I have the pleasure of helping revenue enablement professionals with strategic initiatives such as enhancing seller competency, improving sales onboarding, and choosing a sales methodology, among many others. One common request I get from clients, however, goes something like “We implemented X, but no one is using it, so we’re thinking of replacing X with Y.” In response to these inquiries, I conduct discovery regarding why the initiative failed. Was it an issue with the platform/technology? It almost never is. Was it a lack of rigor in the vendor selection process? Probably, but that still doesn’t explain the failure; most of the vendors are up to the given task. Was it a poor launch strategy for the initiative? Usually not; focus and attention are usually high for new initiatives. Was it a lack of dedication to and nurturing of the initiative over the long haul? Aha! Almost always … yes.
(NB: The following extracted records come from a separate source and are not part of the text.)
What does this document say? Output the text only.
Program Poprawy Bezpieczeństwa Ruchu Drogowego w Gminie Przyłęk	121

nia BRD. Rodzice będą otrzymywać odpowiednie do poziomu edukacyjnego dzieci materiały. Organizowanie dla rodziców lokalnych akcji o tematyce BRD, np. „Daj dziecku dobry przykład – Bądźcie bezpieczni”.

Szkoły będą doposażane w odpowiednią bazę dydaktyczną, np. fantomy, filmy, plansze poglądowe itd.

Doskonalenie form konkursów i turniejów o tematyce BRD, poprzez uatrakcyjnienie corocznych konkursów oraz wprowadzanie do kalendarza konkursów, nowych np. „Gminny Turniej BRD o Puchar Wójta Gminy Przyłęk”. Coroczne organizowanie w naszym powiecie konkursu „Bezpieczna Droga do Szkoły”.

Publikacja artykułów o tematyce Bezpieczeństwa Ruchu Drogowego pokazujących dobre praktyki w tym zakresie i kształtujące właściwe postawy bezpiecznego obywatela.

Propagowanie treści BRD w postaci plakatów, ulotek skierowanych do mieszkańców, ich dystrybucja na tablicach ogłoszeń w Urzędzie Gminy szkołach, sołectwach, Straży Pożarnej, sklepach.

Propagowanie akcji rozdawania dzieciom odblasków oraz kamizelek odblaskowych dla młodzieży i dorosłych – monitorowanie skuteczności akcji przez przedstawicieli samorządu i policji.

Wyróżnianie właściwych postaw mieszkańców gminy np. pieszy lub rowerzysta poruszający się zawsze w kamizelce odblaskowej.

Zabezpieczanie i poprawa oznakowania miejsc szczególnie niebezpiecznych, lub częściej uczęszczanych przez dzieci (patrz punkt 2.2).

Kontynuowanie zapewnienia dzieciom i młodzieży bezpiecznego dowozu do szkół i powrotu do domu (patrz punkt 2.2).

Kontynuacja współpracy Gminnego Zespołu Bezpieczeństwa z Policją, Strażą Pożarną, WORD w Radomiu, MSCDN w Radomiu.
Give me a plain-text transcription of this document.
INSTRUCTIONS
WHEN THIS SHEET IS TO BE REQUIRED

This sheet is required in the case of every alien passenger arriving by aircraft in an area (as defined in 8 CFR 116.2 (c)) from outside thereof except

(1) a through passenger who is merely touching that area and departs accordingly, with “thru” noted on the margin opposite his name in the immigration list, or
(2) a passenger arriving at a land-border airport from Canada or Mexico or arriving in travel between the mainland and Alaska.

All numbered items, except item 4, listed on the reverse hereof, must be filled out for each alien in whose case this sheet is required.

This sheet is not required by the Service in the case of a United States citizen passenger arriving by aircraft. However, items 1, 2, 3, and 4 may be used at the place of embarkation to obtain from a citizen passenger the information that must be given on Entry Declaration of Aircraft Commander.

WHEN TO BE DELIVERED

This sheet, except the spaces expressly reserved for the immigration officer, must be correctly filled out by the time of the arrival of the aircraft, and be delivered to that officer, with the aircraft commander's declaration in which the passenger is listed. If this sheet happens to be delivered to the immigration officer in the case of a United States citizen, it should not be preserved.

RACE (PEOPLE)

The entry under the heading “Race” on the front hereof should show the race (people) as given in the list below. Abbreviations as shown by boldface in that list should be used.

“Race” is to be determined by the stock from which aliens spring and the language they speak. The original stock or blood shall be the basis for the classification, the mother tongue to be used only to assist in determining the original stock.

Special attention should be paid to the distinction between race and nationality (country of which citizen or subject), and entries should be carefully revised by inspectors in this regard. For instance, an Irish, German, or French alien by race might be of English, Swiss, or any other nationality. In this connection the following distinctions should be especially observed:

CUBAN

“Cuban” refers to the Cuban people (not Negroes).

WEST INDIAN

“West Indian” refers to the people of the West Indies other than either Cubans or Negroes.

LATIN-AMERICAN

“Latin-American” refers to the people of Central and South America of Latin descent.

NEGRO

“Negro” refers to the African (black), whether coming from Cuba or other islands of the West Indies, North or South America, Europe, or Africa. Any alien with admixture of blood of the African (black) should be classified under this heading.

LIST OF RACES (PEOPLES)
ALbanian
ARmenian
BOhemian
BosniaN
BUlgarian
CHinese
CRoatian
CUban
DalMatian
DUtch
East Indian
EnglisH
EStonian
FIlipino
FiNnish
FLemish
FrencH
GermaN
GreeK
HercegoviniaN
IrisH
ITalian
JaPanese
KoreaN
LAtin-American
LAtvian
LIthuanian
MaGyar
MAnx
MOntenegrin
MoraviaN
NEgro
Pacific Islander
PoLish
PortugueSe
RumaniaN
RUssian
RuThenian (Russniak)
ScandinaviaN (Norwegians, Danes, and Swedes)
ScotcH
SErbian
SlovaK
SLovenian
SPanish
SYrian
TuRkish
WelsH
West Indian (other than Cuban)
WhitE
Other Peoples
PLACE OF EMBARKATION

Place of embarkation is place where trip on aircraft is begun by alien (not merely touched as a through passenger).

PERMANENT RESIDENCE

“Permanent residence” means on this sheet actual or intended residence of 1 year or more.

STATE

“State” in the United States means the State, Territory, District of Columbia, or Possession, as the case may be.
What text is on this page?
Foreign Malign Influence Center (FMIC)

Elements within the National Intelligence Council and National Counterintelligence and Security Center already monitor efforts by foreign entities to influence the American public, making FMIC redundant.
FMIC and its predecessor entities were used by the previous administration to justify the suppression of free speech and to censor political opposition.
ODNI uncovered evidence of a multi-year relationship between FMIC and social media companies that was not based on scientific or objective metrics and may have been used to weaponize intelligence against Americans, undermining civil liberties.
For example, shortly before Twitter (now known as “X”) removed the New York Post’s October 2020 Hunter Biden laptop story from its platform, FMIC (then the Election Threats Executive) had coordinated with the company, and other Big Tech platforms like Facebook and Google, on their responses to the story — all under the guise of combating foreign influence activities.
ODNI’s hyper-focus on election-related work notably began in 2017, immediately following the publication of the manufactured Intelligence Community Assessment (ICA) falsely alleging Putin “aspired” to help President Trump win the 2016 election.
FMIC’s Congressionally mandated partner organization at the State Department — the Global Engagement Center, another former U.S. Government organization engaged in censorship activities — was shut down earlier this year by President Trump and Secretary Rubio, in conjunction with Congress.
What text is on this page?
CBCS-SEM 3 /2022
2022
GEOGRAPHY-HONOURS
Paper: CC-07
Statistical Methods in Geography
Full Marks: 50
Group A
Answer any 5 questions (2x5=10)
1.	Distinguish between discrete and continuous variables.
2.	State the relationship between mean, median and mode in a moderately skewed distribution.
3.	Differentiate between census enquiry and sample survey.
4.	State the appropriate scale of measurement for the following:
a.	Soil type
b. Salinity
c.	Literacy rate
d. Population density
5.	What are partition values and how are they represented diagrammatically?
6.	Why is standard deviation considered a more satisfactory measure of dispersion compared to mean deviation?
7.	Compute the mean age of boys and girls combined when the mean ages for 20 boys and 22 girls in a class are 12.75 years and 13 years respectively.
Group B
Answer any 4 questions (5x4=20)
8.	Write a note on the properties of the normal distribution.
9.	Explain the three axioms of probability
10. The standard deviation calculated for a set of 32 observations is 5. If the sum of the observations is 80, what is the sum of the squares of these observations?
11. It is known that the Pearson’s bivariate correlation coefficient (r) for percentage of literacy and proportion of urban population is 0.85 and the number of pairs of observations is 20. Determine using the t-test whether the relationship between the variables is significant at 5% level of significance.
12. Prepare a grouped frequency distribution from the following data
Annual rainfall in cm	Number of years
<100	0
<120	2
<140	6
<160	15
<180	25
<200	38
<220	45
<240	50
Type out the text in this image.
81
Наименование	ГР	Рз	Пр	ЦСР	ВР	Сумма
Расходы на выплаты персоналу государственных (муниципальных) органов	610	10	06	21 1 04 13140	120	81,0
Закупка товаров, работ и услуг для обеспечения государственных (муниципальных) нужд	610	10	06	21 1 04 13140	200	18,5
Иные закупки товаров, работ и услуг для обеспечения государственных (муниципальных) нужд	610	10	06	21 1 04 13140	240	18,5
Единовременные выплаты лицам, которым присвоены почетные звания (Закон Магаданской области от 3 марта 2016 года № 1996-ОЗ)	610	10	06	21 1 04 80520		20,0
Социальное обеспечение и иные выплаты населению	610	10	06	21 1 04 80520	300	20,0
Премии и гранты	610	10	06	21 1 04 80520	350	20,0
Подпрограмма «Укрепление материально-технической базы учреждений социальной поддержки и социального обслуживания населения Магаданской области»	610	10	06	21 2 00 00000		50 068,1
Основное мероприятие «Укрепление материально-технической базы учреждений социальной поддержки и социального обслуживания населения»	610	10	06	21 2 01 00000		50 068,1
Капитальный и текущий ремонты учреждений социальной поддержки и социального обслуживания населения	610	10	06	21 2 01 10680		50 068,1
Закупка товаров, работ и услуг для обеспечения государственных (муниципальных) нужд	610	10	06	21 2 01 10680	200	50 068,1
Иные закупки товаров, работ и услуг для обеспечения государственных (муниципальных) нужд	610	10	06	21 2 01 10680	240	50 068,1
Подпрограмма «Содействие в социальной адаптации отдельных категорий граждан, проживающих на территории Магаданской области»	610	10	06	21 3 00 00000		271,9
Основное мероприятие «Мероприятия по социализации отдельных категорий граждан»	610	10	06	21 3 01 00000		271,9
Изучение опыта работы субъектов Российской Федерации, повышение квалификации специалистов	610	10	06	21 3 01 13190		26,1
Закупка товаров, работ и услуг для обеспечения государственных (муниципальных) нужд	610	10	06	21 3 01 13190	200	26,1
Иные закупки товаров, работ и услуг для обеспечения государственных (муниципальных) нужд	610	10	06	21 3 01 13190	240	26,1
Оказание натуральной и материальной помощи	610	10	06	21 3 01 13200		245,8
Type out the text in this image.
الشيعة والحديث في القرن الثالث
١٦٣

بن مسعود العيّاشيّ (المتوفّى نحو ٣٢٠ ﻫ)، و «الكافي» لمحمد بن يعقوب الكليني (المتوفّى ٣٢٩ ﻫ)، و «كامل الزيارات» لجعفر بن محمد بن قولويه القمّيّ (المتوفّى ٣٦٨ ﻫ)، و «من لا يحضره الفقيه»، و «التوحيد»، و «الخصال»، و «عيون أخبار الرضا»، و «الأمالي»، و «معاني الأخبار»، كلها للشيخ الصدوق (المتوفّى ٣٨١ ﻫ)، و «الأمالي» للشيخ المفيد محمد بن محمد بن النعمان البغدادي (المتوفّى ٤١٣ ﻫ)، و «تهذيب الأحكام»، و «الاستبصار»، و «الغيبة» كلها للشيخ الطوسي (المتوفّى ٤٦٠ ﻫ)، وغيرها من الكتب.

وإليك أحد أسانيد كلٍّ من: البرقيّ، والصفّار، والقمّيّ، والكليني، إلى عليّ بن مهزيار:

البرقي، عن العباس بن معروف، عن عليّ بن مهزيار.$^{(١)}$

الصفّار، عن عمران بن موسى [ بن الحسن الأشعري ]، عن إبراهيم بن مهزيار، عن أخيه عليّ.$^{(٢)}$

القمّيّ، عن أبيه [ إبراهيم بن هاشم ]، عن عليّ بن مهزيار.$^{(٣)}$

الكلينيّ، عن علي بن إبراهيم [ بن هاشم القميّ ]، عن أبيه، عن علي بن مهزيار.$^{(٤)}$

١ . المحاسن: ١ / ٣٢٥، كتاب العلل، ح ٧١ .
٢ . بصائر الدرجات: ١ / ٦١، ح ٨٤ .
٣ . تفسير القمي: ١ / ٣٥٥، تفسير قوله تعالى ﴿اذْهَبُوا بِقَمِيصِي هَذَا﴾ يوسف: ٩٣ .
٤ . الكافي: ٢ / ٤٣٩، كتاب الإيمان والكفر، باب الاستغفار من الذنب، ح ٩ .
Revenue enablement initiatives don’t fail at launch; they fail in the planning for and sustaining of these important changes. Recognizing that change is not a “freeze frame” but a continuous motion, the Forrester Change Management Model describes three phases to manage change: Set the stage, put the plan in motion, and make the “new” seem like business as usual. Enablement teams, perhaps because of their sales heritage, tend to excel at the middle phase — putting the plan in motion — but ignore the two surrounding phases: setting the stage and making the “new” seem like business as usual.

Let’s walk through the change management model phases, with a focus on revenue enablement:

  • Set the stage. Revenue enablement should focus on two key sales constituencies: leadership and managers. Executive leaders provide the air cover necessary to drive behavior change, because without it, any initiative is a nonstarter. If your CSO isn’t sponsoring your initiative, don’t bother pursuing it. Next, sales managers must be enabled not just on the fundamentals but to coach on any change, including any new competency, behavior, process, or methodology. Be sure to keep sales leaders informed continually on program status to let them know what you need from them and to train managers first, setting clear expectations of their role in managing the change.
  • Put the plan in motion. This stage involves setting metrics for measuring and then executing your change. Enablement teams are generally good at launching programs but fall down on their application of metrics and dashboards to assess the success of programs. Forrester advocates for a spectrum of metrics that apply to all initiatives and progress business relevance. This spectrum of metrics includes activity, feedback, adoption, and impact. While most enablement initiatives measure the activity (did they do it?), teams need to move toward using more “carrot”-type measures, including recognition and positive coaching to reinforce behavior change.
  • Make the “new” seem like business as usual. In the final phase of managing a change, enablement teams must recognize that energy and morale may be low among sellers and that continuous listening and rethinking are necessary. Do not be afraid to adjust a program if the feedback indicates that a change is necessary. Most importantly, enablement teams must resist the lure of the new shiny object, which often means taking a stand with sales leadership. Hopefully, in the first phase of the change initiative, enablement has set the expectation that “this change will take time, and resources should be dedicated to it.” Too many enablement initiatives have died on the vine due to short attention spans. In short, do less, but do it better.

Enablement teams should embrace all three phases of the Change Management Model as a guide for managing initiatives: Set the stage, put the plan in motion, and make the “new” seem like business as usual. Often, this will involve pushing back on the desired volume of change as well as the perceived urgency, but enablement should hold its ground where possible and push for fewer, but more effective, change initiatives.